Kendini düşünmek kötü bir şey değil.  Kendini üstün görmek, başkalarını küçümsemek, haklarında hadsizce kararlar vermek, kısaca kişiye ait görünmez sınırı geçmek kötü ve bencilce.  Ne ağıtları ne de acı feryatları duyurur sana bencilliğin.  Gözlerin görmez sebep olduğun felaketleri. İncittiğin ruhlar, kırdığın kalpler içini sızlatmaz.  Sağır, kör ve duyarsızdır bencillik.  Bu yüzden başlık olarak  selfish yazmayı seçtim, en azından söylenişi eğlenceli. 

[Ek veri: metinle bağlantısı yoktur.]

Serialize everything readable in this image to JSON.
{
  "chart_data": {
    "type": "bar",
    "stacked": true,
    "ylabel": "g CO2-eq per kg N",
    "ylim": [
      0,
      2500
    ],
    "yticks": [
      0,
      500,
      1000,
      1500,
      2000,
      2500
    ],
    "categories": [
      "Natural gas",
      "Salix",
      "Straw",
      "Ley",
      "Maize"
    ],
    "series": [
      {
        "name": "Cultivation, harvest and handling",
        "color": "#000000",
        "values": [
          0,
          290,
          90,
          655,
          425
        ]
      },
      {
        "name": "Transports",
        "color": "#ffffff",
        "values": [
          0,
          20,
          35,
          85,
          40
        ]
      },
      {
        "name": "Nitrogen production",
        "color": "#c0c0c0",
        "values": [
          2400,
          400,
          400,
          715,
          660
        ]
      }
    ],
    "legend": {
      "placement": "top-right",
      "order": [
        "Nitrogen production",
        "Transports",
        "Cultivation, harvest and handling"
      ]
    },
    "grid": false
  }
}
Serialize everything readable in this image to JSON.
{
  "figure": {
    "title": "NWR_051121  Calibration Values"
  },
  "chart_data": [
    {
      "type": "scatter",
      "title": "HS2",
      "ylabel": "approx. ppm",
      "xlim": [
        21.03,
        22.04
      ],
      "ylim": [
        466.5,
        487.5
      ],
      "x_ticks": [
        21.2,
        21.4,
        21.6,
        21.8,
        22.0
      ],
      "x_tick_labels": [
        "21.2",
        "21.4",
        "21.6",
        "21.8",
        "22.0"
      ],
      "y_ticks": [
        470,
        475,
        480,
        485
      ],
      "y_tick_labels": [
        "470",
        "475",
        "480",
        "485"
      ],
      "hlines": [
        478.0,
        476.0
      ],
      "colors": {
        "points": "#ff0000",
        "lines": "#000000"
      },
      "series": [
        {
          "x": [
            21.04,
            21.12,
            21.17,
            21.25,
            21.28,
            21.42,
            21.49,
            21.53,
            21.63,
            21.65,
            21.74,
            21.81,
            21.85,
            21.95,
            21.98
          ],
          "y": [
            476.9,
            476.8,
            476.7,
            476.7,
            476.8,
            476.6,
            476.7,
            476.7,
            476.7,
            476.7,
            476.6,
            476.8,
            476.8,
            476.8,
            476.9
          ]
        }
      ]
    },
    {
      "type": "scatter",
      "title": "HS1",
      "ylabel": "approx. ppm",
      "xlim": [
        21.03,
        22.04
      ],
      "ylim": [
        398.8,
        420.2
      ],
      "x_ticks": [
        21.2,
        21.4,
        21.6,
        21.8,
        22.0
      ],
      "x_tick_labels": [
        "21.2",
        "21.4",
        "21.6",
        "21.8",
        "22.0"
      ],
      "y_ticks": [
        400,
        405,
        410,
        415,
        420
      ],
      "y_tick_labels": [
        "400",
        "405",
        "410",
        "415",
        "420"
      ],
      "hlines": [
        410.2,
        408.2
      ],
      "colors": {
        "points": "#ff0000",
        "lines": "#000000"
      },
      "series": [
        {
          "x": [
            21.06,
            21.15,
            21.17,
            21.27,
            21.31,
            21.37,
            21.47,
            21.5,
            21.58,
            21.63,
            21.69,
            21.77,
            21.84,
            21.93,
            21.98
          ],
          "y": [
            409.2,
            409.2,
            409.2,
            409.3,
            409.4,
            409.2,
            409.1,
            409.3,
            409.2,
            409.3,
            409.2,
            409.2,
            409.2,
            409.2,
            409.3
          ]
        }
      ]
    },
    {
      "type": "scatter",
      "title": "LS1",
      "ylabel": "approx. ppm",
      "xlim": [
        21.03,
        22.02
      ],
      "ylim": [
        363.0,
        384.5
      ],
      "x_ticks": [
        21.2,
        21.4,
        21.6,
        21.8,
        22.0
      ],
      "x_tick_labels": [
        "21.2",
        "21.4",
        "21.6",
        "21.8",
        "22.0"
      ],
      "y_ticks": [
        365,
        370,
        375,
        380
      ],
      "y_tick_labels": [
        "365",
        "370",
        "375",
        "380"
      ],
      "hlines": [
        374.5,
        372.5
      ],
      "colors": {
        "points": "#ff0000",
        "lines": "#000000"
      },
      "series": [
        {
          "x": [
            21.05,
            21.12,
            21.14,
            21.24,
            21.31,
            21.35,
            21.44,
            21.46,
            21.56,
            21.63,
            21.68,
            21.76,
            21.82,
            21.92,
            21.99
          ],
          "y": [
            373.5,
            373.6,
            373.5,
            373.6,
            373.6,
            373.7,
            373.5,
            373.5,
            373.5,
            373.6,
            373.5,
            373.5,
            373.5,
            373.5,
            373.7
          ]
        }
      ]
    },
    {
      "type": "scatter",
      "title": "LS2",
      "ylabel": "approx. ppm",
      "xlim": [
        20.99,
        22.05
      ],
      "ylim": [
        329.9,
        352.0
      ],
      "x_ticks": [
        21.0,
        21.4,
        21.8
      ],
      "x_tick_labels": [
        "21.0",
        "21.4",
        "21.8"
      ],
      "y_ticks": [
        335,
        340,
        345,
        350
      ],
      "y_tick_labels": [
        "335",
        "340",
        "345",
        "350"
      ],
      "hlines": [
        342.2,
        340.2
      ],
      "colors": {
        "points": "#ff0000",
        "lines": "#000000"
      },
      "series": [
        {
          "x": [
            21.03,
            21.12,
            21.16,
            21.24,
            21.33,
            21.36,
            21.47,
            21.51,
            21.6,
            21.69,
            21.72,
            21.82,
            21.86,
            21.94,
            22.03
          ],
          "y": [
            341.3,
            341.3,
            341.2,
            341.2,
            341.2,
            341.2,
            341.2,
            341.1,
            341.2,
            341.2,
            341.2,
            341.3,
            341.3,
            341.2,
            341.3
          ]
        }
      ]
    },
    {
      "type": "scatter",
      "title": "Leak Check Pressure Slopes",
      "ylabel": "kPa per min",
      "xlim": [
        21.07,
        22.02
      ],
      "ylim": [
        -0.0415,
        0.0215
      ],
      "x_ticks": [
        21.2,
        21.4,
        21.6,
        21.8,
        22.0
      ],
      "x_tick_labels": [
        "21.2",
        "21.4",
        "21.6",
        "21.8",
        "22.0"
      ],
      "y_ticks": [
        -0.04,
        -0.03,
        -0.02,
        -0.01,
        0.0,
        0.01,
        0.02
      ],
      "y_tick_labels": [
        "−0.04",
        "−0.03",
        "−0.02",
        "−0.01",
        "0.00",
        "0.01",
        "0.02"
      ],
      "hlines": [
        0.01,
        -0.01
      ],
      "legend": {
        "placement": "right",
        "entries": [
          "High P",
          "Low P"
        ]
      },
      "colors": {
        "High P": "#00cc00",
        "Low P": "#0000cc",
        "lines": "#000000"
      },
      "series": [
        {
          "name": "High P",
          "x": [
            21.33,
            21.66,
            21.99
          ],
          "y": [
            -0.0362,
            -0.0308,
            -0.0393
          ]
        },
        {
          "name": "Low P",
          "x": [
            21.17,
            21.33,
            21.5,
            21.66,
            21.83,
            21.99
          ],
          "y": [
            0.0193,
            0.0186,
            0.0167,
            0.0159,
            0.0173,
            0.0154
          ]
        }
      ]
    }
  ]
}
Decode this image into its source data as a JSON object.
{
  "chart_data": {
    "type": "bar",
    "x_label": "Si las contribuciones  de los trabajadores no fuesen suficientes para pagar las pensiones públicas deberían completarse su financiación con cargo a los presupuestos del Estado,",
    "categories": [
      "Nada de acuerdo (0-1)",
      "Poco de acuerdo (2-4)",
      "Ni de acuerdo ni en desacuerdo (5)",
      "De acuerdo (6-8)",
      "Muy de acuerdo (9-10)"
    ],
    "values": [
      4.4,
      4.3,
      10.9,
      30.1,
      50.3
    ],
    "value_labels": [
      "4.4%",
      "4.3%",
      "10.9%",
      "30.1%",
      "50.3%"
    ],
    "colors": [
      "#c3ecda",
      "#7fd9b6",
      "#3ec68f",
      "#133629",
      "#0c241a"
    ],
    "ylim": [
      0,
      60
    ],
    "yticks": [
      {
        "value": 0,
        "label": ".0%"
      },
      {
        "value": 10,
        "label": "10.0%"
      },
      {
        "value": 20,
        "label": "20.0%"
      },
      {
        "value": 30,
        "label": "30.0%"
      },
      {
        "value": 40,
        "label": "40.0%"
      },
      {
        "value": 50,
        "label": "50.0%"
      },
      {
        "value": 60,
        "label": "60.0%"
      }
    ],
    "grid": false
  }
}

Tahminimce soracaksın: "neden bu konu?" diye.  Özel bir neden yok.  Aslında var, insanım.  İnsanız.  Ben yazdım diye değişen birşey olmayacak. Öyle bir beklentim yok.  Görmezden gelememek işte. Samimiyetsiz olamadım.  Yazmak değil haykırsam ve tüm dünya duysa değişen birşey olmayacak.  Maksadım yok. Usandım. Yaşamaktan değil çirkinliği görmekten. Maalesef olan bu.  Sorun birbirimizi anlayamamak değil anlamaktan vazgeçtik. Bencilliğimizi büyüttük de büyüttük.  Korkarak, korkutarak hırslarımızı besledik. Çünkü, ne yazık,  güzele ve iyiye değil güce uzanmayı tercih ettik.   Hadi bakalım, yaptıklarımız bencillik değil mi?..   
Bazen çekip gidesin gelir. Düşünceler umutsuzluğun patikasında yol aldırırken yüreğinle tutunursun nefesine.   Büyük hesapların küçük insanlarına  sırtını dönüp  uyanmamak üzere uykuya dalmak istersin.  Öyle  bu tuzak ki, ona düşmek için yanıp tutuştuğunu hayretler içerisinde keşfedersin.  Böylesi bir bencilliktir seni tuzağına çeken...
Karmakarışık bir durum, isyanlarını, sevinçlerini bir arada tutmak.  Yine de yaşanmaya  değer, bazen bir pislik çukurunda, cehennemde ve bazen cennette hissettirse de  hayat.